I'm not sure what you mean by "0.3 risk". 0.3% case fatality rate? But where are you getting that number from? COVID19 had roughly a 2% CFR early on when testing was limited and treatments hadn't been developed. It was around 1% for most of the pandemic. It is *now* as low as 0.3% in highly vaccinated countries, but still about 0.5% in the US.

It has been one of the deadliest pandemics in history. A million Americans are dead. I'm not sure how people can think the risks were over exaggerated.

https://ourworldindata.org/explorers/coronavirus-data-explor...

5 comments

>It has been one of the deadliest pandemics in history.

By percentage of global population, I beg to differ:

https://en.wikipedia.org/wiki/List_of_epidemics

It also overwhelmingly killed the very elderly, an age category which didn't even exist at the times of most of those other pandemics in the list.

> an age category which didn't even exist at the times of most of those other pandemics in the list

They exist now though?
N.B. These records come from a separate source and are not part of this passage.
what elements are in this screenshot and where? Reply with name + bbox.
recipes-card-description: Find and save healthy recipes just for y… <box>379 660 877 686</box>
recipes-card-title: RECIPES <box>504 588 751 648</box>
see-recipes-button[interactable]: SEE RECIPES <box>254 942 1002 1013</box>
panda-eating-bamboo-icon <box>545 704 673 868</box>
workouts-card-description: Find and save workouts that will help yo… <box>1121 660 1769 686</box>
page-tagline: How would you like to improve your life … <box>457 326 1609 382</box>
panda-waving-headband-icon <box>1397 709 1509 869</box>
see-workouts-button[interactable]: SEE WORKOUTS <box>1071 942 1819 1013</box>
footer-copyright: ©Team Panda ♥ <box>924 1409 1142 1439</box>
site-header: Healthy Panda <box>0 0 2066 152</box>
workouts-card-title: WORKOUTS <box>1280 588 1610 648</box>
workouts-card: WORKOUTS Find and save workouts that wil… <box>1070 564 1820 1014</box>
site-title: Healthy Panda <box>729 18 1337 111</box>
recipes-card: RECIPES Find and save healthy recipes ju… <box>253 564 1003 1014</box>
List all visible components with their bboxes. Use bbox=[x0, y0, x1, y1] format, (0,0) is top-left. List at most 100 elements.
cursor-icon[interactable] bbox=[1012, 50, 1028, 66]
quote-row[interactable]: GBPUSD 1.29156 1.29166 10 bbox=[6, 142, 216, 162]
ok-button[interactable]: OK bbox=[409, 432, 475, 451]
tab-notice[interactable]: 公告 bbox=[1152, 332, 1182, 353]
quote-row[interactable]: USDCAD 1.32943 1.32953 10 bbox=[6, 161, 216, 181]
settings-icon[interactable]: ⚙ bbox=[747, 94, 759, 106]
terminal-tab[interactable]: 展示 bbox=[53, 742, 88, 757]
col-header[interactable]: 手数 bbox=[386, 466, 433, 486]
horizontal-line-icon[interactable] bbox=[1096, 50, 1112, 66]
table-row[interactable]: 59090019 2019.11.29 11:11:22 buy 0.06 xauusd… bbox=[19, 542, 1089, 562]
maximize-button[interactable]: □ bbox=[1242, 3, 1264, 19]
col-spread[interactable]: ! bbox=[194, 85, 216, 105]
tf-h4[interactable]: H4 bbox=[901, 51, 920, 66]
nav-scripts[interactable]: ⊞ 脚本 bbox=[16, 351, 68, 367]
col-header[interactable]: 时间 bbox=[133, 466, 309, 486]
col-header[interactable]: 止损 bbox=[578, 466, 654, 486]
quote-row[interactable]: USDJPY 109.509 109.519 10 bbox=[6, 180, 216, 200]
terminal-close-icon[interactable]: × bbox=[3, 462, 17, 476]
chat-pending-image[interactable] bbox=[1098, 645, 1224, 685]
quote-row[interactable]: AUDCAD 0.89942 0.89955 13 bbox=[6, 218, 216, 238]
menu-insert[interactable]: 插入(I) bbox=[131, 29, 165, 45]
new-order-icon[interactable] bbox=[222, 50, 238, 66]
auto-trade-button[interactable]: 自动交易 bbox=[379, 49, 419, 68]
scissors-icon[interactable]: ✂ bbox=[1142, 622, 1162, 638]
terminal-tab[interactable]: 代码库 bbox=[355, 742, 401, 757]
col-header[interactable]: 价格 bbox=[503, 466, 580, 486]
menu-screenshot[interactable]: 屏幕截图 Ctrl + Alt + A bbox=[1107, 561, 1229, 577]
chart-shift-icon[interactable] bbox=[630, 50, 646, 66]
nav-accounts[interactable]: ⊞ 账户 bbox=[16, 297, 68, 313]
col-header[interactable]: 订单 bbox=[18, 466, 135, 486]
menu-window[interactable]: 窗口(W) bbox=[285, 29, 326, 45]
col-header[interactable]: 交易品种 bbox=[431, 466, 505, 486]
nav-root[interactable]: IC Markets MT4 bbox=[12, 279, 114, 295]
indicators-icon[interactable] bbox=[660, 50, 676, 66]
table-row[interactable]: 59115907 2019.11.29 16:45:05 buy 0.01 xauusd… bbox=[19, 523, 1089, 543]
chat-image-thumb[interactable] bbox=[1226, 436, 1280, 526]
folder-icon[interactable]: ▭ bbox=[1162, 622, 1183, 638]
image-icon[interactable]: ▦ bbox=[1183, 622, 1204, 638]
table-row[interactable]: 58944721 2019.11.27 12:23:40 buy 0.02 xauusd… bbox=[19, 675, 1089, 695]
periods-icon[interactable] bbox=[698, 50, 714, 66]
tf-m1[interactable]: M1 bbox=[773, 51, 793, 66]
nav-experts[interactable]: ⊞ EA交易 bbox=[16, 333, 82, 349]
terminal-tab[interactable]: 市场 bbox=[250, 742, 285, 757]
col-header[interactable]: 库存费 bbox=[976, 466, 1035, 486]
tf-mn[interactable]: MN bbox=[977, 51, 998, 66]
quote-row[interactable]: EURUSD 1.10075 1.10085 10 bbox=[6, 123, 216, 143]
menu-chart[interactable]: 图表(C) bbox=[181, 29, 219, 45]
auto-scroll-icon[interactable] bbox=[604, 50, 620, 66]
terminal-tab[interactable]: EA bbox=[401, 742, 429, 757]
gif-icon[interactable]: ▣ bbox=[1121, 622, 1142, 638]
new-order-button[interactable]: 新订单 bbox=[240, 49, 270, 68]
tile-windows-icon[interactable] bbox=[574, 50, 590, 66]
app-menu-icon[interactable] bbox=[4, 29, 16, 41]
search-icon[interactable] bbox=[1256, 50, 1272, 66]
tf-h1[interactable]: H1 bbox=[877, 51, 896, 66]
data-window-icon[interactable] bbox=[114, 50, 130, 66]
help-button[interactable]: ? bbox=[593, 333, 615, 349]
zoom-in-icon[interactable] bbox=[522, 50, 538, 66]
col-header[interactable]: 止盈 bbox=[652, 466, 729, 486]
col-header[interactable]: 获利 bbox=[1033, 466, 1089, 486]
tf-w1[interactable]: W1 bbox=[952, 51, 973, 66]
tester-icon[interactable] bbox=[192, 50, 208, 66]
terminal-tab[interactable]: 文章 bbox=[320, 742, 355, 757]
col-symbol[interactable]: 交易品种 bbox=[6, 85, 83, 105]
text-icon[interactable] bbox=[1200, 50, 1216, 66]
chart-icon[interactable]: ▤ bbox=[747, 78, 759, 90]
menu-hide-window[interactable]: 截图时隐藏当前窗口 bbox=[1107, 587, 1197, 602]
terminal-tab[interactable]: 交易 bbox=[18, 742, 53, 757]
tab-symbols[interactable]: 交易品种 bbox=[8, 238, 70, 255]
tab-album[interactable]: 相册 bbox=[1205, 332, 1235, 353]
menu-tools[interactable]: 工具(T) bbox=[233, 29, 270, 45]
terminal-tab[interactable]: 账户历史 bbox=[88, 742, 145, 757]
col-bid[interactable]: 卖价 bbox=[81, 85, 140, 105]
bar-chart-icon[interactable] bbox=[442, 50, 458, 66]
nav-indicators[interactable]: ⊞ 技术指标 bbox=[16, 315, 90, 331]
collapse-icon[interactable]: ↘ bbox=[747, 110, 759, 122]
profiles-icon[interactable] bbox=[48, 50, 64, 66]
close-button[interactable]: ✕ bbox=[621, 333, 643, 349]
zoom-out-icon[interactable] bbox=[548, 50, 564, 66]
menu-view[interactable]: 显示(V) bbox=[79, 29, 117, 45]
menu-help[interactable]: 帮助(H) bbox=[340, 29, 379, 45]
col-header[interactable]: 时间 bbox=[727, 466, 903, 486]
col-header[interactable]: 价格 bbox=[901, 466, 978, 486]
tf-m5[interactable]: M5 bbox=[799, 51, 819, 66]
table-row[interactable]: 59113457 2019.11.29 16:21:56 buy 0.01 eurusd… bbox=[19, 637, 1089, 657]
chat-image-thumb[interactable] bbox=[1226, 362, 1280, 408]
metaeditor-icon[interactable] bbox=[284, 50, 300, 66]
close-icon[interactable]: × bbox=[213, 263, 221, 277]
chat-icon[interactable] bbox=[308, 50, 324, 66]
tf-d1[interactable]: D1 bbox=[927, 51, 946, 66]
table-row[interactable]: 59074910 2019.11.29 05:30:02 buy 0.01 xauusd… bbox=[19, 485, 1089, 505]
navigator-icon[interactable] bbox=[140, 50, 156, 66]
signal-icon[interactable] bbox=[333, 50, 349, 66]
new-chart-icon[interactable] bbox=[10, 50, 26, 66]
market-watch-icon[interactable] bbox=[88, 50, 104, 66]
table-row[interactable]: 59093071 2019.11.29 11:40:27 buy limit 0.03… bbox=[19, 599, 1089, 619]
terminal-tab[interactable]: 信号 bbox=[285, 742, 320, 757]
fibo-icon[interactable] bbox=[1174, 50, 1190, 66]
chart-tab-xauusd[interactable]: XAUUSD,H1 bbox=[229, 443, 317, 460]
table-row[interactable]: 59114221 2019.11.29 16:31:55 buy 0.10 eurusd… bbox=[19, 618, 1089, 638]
And they died, so we must count them among the dead. Nothing else makes sense here.

There have always been 80 and 90 year olds in society.
Sure, "didn't even exist" was an exaggeration, but you can't deny that it was a much, much smaller age category before.
False.
The deaths/case was only so high because they literally didn't have any testing available. Only those the absolute sickest even got testing. Then for a couple months you couldn't get a test unless you knew someone who had tested positive, which you didn't because they couldn't get a test either. Those inflated the deaths/case. Early on they tested an entire naval ship and 40% of the ship tested positive but was completely asymptomatic. This is why we all started wearing masks even if you weren't sick, because it wasn't just sick people who were cases. The case numbers were underestimated by huge factor, especially early on, and with Omicron the case number even though it is high, is still underestimated for the same reason, that people that don't get that sick just don't get tested.
I dunno, I don't think we, as a society, should be prioritizing the health of the old and infirm over the health of those that are young and healthy via policy.

The CFR statistics in that graph are misleading anyways, confirmed cases early on would have skewed drastically towards more severe due to lack of widespread testing. Similar arguments can be made for large spikes later on as the ability to get a confirmed case can dry up due to demand for lab tests.

The number of deaths alone is not very informative for gauging risk.
CFR is very different than IFR. And early data is worthless on this, since only the most severe cases would’ve been tested and confirmed.